Ma réponse à un défi de déviner une langue à partir d’un enregistrement, et de le transcrire en phonétique.

This is a reply to Mark Liberman’s challenge to a) guess the language on a recording and b) transcribe it. I’ve never transcribed anything but English, and this more often into phonemes than phonetically (ie, writing down actual heard sounds, which is much more difficult). Even though I’m not a card-carrying linguist (but seriously thinking about becoming one yet, despite the obvious practical and the less obvious psychological obstacles), I had a go.

Guessing the language turned out much easier than the rest. I may be wrong, of course, but I believe it’s Romansh or something very close to it. I’d have been totally lost had it been anything but a Romance or maybe Germanic language. This, though, is one I sometimes understand Latin in. After ruling out those among the bigger Romance languages I don’t immediately recognize (to wit, Romanian, Occitan and Portuguese), and Esperanto (just to be on the safe side) I browsed Wikipedia until I settled on Romansh. Or maybe Ladin? My opinion is influenced by my certainty to have heard the language before. This Romansch word list shows that Romansh has nouns/words ending in -un, -al and other syllables ending with a consonant, just like on the recording. And then there’s the word [griˈʒun]: its speakers call the language Rumantsch Grischun.

As for the transcription, there were many small decisions to take, and at one point I just stopped trying to be totally consistent (or even deciding in the first place) how open a particular a or e sound was or where it was articulated. Then of course there’s the question of where to make, for lack of a better term, gaps. Between words? But if you don’t know where the word boundaries are, you are lost. Whenever there is a pause? There aren’t enough of them! So I guessed, based on what I understood and guessed, and when I didn’t have anything to base myself on, I put dots between syllables and took the chance of letting words run into each other. Especially since what I take for articles is pronounced without separation from the head nouns, so they run into each other, too. Okay, here is the fruit of my labours:

la ˈʃkɔ:lɐ. ʃatṛ ˈtseintṛ ˈdəla səˈkunda part dil magaˈtsi:n. pi: ˈdjeʃtɐ pi: ɪndividuˈal. ɪn ʃkɔˈlar.sdɐ.ˈgɥi.rə ˈdβesṇ βiˈni.e.la ˈkɥi.dət.ni of moˈdel da ˈʃkɔ:lɐ. ən modˈel kə ˈkoreˌʃpondə ˈmiljṛ ɐ ˈlu:r habiliˈta:ts. pi ˌkontsilˈjant ɐ pi: tolɛˈrant. il plɐn ˌdinʃtrukˈtsjun dəˌreliˈdʒun pa.las ˈʃkɔ:lɐs el griˈʒun ˈle:vɐ a.vi.ʒiˈnal.ɐs du.as dɛˌreliˈdʒuns. da.pi ˈvargɐ i.ˈnon a.ɪl ˈplandɐ ton en ˈdruket. a ˈkɔ:vaɪ ˈvinə ˈvon.ku.la ˌinʃtrukˈtsjun də ˌreliˈdʒun ˈkɥi.ke.nus vein ˈe.ru ju: səˈvɐɪstlud stəˈpla: ˈsventṛ ˈlaura: ˈelɐ ˈbursa.

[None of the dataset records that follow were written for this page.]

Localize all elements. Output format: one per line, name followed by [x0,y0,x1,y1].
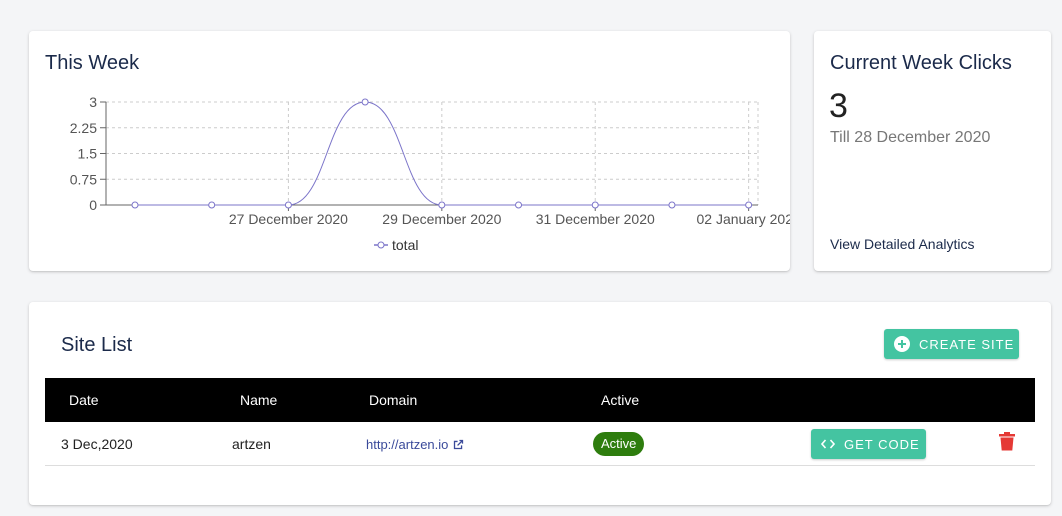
data-point [131,201,139,209]
y-tick-label: 2.25 [70,120,97,136]
data-point [361,98,369,106]
data-point [668,201,676,209]
y-tick-label: 1.5 [78,146,98,162]
create-site-button[interactable]: CREATE SITE [884,329,1019,359]
y-tick-label: 0 [89,197,97,213]
x-tick-label: 31 December 2020 [536,211,655,227]
data-point [591,201,599,209]
data-point [438,201,446,209]
data-point [284,201,292,209]
this-week-card: This Week 0 0.75 1.5 2.25 3 27 December 2020 2… [29,31,790,271]
column-header-date: Date [69,392,99,408]
current-week-clicks-card: Current Week Clicks 3 Till 28 December 2… [814,31,1051,271]
x-tick-label: 02 January 2021 [696,211,790,227]
site-table-header: Date Name Domain Active [45,378,1035,422]
row-domain: http://artzen.io [366,436,465,452]
delete-icon[interactable] [999,432,1015,451]
legend-marker [377,241,385,249]
y-tick-label: 3 [89,94,97,110]
x-tick-label: 29 December 2020 [382,211,501,227]
get-code-label: GET CODE [844,436,920,452]
create-site-label: CREATE SITE [919,336,1015,352]
clicks-count: 3 [829,87,848,125]
current-week-clicks-title: Current Week Clicks [830,52,1012,74]
data-point [745,201,753,209]
row-date: 3 Dec,2020 [61,436,133,452]
add-circle-icon [894,336,910,352]
table-row: 3 Dec,2020 artzen http://artzen.io Activ… [45,422,1035,466]
column-header-active: Active [601,392,640,408]
column-header-domain: Domain [369,392,418,408]
column-header-name: Name [240,392,278,408]
site-list-card: Site List CREATE SITE Date Name Domain A… [29,302,1051,505]
get-code-button[interactable]: GET CODE [811,429,926,459]
x-tick-label: 27 December 2020 [229,211,348,227]
external-link-icon [454,439,464,450]
row-name: artzen [232,436,271,452]
weekly-clicks-chart: 0 0.75 1.5 2.25 3 27 December 2020 29 December… [70,94,790,253]
y-tick-label: 0.75 [70,171,97,187]
data-point [208,201,216,209]
domain-link[interactable]: http://artzen.io [366,437,448,452]
code-icon [821,439,835,449]
site-list-title: Site List [61,334,133,356]
view-detailed-analytics-link[interactable]: View Detailed Analytics [830,236,974,252]
active-status-badge: Active [593,432,645,456]
clicks-date-subtitle: Till 28 December 2020 [830,129,991,146]
legend-label: total [392,237,418,253]
data-point [515,201,523,209]
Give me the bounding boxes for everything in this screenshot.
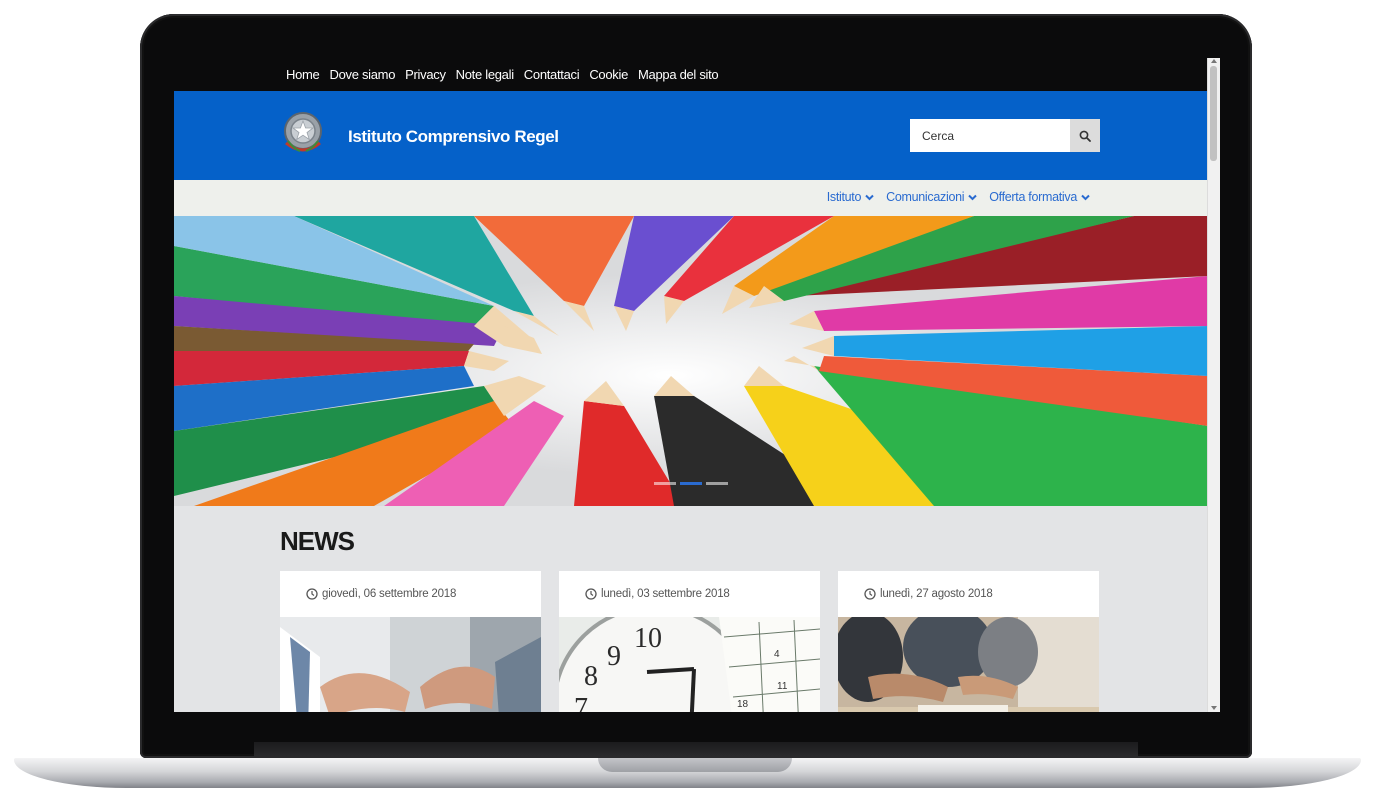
web-page: Home Dove siamo Privacy Note legali Cont… <box>174 58 1208 712</box>
top-link-cookie[interactable]: Cookie <box>589 67 628 82</box>
news-card[interactable]: lunedì, 27 agosto 2018 <box>838 571 1099 712</box>
laptop-hinge <box>254 742 1138 756</box>
top-link-note-legali[interactable]: Note legali <box>456 67 514 82</box>
page-scrollbar[interactable] <box>1207 58 1220 712</box>
carousel-dot-active[interactable] <box>680 482 702 485</box>
news-date-text: lunedì, 03 settembre 2018 <box>601 588 730 600</box>
nav-offerta-formativa[interactable]: Offerta formativa <box>989 190 1090 204</box>
clock-calendar-image[interactable]: 10 9 8 7 4 11 18 <box>559 617 820 712</box>
news-card[interactable]: lunedì, 03 settembre 2018 10 9 8 7 4 11 … <box>559 571 820 712</box>
students-image[interactable] <box>838 617 1099 712</box>
nav-comunicazioni[interactable]: Comunicazioni <box>886 190 977 204</box>
top-link-mappa-del-sito[interactable]: Mappa del sito <box>638 67 719 82</box>
svg-text:8: 8 <box>584 661 598 692</box>
top-link-privacy[interactable]: Privacy <box>405 67 446 82</box>
clock-icon <box>306 588 318 600</box>
top-link-home[interactable]: Home <box>286 67 320 82</box>
nav-comunicazioni-label: Comunicazioni <box>886 190 965 204</box>
top-links: Home Dove siamo Privacy Note legali Cont… <box>286 67 719 82</box>
main-nav: Istituto Comunicazioni Offerta formativa <box>174 180 1208 217</box>
svg-text:11: 11 <box>777 681 788 692</box>
top-bar: Home Dove siamo Privacy Note legali Cont… <box>174 58 1208 91</box>
top-link-dove-siamo[interactable]: Dove siamo <box>329 67 395 82</box>
chevron-down-icon <box>1081 194 1090 200</box>
top-link-contattaci[interactable]: Contattaci <box>524 67 580 82</box>
news-date: lunedì, 03 settembre 2018 <box>585 588 730 600</box>
scroll-up-arrow[interactable] <box>1211 59 1217 63</box>
news-date: giovedì, 06 settembre 2018 <box>306 588 456 600</box>
browser-viewport: Home Dove siamo Privacy Note legali Cont… <box>174 58 1220 712</box>
svg-text:18: 18 <box>737 699 749 710</box>
news-card[interactable]: giovedì, 06 settembre 2018 <box>280 571 541 712</box>
laptop-notch <box>598 758 792 772</box>
svg-text:4: 4 <box>774 649 780 660</box>
site-title[interactable]: Istituto Comprensivo Regel <box>348 127 559 147</box>
news-heading: NEWS <box>280 526 355 556</box>
chevron-down-icon <box>968 194 977 200</box>
chevron-down-icon <box>865 194 874 200</box>
search-button[interactable] <box>1070 119 1100 152</box>
carousel-indicators <box>654 482 728 485</box>
nav-istituto[interactable]: Istituto <box>827 190 874 204</box>
nav-istituto-label: Istituto <box>826 190 862 204</box>
handshake-image[interactable] <box>280 617 541 712</box>
carousel-dot[interactable] <box>706 482 728 485</box>
clock-icon <box>864 588 876 600</box>
svg-text:7: 7 <box>574 693 588 712</box>
site-header: Istituto Comprensivo Regel <box>174 91 1208 180</box>
scroll-thumb[interactable] <box>1210 66 1217 161</box>
search-bar <box>910 119 1100 152</box>
carousel-dot[interactable] <box>654 482 676 485</box>
news-date-text: giovedì, 06 settembre 2018 <box>322 588 457 600</box>
hero-carousel[interactable] <box>174 216 1208 506</box>
colored-pencils-image <box>174 216 1208 506</box>
nav-offerta-formativa-label: Offerta formativa <box>989 190 1077 204</box>
svg-text:9: 9 <box>607 641 621 672</box>
search-icon <box>1079 130 1091 142</box>
news-date-text: lunedì, 27 agosto 2018 <box>880 588 993 600</box>
search-input[interactable] <box>910 119 1070 152</box>
emblem-logo[interactable] <box>280 109 326 159</box>
svg-text:10: 10 <box>634 623 662 654</box>
news-date: lunedì, 27 agosto 2018 <box>864 588 993 600</box>
clock-icon <box>585 588 597 600</box>
news-cards: giovedì, 06 settembre 2018 lunedì, 03 se… <box>280 571 1099 712</box>
scroll-down-arrow[interactable] <box>1211 706 1217 710</box>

As for what it talks about, it’s the second part of a (radio?) news magazine, which deals with school issues: (changes in?) didactics to better adapt to the pupils’ abilities, and something about religious education (to be focussed on?) promoting tolerance. I have some ideas about the last sentence (the bit about the laura and the bursa), but all in all don’t get it.